Fall Lake Township is a township in Lake County, Minnesota, United States. The population was 630 at the 2020 census.

==Geography==
According to the United States Census Bureau, the township has a total area of 587.3 sqmi, of which 456.8 sqmi is land and 130.5 square miles (338.1 km^{2} or 22.23%) is water. It is the second-largest township in total area in Minnesota (to Angle Township in Lake of the Woods County). However, the Stony River Township and Forest Area Township have more land area than either (but much less water area).

==Demographics==
As of the census of 2000, there were 584 people, 280 households, and 187 families residing in the township. The population density was 1.3 PD/sqmi. There were 783 housing units at an average density of 1.7 /sqmi. The racial makeup of the township was 98.63% White, 0.51% Native American, 0.68% Asian, and 0.17% from two or more races. Hispanic or Latino of any race were 0.51% of the population.

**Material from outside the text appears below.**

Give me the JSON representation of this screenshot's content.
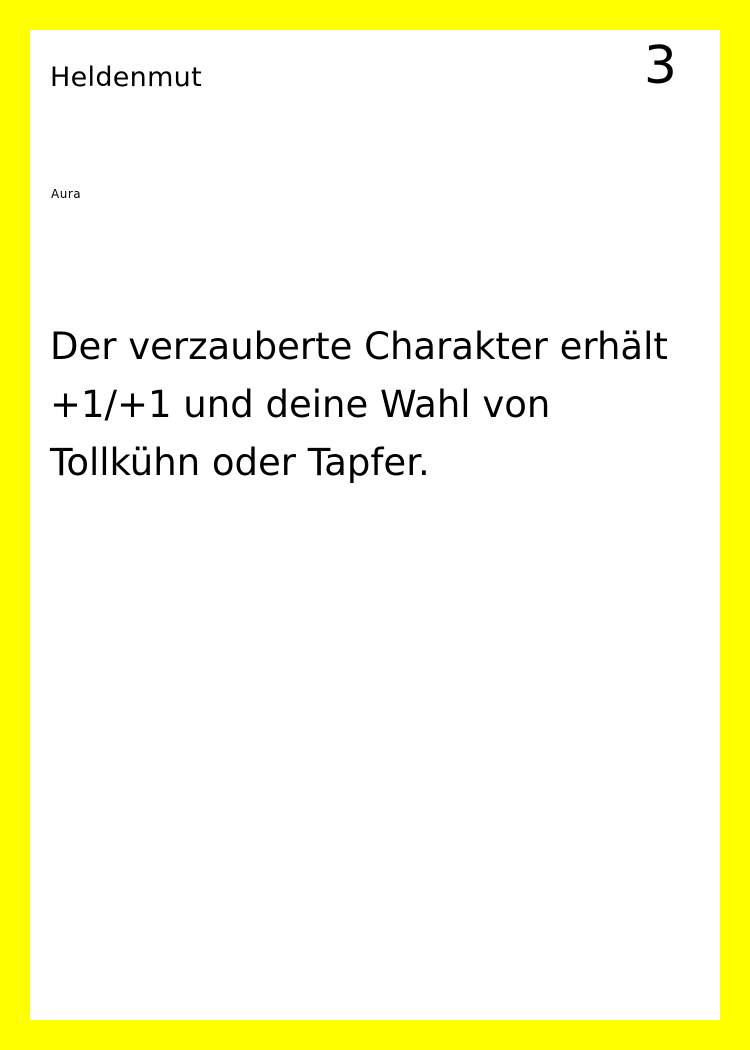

There were 280 households, out of which 16.1% had children under the age of 18 living with them, 62.1% were married couples living together, 2.5% had a female householder with no husband present, and 33.2% were non-families. 28.9% of all households were made up of individuals, and 13.2% had someone living alone who was 65 years of age or older. The average household size was 2.09 and the average family size was 2.54.

In the township the population was spread out, with 13.4% under the age of 18, 5.8% from 18 to 24, 20.0% from 25 to 44, 40.4% from 45 to 64, and 20.4% who were 65 years of age or older. The median age was 50 years. For every 100 females, there were 110.8 males. For every 100 females age 18 and over, there were 112.6 males.

The median income for a household in the township was $48,036, and the median income for a family was $53,523. Males had a median income of $39,167 versus $31,932 for females. The per capita income for the township was $24,114. About 7.0% of families and 6.8% of the population were below the poverty line, including 6.8% of those under age 18 and 6.5% of those age 65 or over.